Hospital Municipal Universitário inicia consultas e exames
Todos os atendimentos serão gratuitos, via SUS. Uma fila de até 19 mil pessoas, que estão aguardando consultas e pedidos de exames, será atendida através do sistema de regulação
Há sim o que comemorar. A área da saúde, sempre deficiente na Capital, começa a ganhar um grande reforço para atendimento à população. E bem antes do que se poderia esperar. Em alguns dias, começa a funcionar a primeira etapa de atendimento do no novo Hospital Municipal Universitário, numa parceria da Prefeitura da Capital com a Unir, mas com a estrutura, custos e atendimentos bancados pelo governo federal. Todos os atendimentos serão gratuitos, via SUS. Uma fila de até 19 mil pessoas, que estão aguardando consultas e pedidos de exames, será atendida através do sistema de regulação.
Nesta semana, um personagem porto-velhense apaixonado por saúde pública e com uma longa história dedicada a ela, veio de Brasília à sua cidade, agora como autoridade federal, para anunciar a boa nova. Trata-se de Williames Pimentel, ex-secretário estadual da Sesau e ex-secretário municipal da Semusa, hoje uma autoridade na área federal, respondendo pela Agesus, órgão ligado diretamente ao Planalto. Ele estava acompanhado do dr. Diego Ferreira, diretor executivo da AgeSus na visita ao prédio do antigo Hospital das Clínicas, que será aberto ao primeiro sistema de atendimento: a realização de consultas e exames, para diagnóstico.
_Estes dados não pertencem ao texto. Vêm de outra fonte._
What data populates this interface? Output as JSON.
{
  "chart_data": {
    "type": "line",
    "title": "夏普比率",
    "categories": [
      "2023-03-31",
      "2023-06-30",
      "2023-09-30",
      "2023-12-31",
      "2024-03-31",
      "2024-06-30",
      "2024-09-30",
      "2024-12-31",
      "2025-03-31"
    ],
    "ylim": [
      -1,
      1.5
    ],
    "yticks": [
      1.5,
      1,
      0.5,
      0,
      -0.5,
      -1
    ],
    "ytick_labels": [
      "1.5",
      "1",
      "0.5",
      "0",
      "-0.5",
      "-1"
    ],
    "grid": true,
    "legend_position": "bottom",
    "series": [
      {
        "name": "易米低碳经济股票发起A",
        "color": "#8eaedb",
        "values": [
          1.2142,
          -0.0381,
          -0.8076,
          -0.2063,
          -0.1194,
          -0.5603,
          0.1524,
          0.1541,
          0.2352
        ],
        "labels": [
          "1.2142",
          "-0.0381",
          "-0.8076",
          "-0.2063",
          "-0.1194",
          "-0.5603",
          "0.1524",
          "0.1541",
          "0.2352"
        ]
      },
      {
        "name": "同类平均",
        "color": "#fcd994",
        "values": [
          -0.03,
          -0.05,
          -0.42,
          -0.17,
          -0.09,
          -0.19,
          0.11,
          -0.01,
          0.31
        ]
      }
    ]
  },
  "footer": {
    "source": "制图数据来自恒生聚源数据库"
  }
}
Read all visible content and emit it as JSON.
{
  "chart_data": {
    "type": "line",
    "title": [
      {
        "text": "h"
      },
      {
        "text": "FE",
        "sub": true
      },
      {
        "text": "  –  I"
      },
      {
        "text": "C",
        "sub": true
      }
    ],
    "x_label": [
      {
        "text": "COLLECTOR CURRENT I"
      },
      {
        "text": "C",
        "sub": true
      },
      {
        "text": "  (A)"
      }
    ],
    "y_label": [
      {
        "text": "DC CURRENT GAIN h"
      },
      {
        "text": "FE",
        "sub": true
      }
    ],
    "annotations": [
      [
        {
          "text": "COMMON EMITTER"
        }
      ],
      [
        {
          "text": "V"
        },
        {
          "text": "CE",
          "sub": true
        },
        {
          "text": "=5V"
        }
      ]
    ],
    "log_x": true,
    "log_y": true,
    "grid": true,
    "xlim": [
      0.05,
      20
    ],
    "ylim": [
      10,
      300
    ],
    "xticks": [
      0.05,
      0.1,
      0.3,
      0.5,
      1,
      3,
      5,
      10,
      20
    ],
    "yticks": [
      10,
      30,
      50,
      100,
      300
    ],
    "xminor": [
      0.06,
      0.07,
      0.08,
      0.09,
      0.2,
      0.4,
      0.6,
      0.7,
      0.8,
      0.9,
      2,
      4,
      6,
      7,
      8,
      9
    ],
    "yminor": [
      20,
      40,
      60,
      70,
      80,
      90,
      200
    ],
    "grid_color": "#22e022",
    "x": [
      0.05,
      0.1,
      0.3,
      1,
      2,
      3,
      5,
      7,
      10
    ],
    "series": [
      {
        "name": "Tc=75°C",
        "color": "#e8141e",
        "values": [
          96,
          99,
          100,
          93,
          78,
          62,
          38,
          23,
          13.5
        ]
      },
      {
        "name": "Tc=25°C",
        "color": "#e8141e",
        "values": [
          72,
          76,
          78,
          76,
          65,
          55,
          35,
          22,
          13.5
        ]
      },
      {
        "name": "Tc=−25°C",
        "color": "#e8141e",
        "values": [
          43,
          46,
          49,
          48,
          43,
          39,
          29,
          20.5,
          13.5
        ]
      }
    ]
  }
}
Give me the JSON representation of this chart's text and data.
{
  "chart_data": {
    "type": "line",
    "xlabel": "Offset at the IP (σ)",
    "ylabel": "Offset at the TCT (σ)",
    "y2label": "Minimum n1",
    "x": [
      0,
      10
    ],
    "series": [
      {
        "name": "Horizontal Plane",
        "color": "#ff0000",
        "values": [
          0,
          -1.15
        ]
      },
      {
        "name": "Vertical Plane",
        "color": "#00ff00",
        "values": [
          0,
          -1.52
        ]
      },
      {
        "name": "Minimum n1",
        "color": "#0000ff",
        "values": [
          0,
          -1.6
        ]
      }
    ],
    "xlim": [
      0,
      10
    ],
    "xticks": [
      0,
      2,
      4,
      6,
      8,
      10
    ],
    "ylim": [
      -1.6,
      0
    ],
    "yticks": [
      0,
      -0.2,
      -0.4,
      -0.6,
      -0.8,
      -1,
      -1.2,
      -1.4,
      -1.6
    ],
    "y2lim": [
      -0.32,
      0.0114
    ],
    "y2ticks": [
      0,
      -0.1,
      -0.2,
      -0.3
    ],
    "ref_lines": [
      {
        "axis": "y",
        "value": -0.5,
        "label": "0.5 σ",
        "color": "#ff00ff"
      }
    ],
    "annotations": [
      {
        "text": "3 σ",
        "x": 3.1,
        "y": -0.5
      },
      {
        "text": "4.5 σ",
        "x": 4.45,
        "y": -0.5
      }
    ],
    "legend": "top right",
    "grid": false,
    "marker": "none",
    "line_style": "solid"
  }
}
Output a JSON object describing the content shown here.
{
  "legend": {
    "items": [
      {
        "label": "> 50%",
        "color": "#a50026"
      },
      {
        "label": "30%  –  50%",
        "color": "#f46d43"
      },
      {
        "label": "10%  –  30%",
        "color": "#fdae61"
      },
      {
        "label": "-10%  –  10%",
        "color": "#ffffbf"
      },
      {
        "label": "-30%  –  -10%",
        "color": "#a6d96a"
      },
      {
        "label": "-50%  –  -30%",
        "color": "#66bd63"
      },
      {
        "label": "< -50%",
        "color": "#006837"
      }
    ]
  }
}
Inicialmente, a inauguração oficial deste novo serviço, num hospital municipal que Porto Velho esperava há mais de um século, está agendada para o próximo dia 26, um sábado, mas a data deve ser confirmada pelo prefeito Léo Moraes. O ex-secretário de saúde da Capital, Jaime Gazola, que também batalhou para que o projeto do Hospital Municipal Universitário pudesse se tornar realidade, comemorou o anúncio do início das atividades, em tão pouco tempo.
Nesta semana, além da chega de móveis e equipamentos, está sendo concluída a pintura do prédio. A Prefeitura ficará responsável pela regulação do atendimento; uma linha de cuidados assistenciais e “acima de tudo”, segundo Pimentel, fazer com que o paciente de Porto Velho tenha um atendimento ambulatorial, exame de apoio diagnóstico, fechar o diagnóstico e definir os encaminhamentos para o tratamento”, explica Pimentel.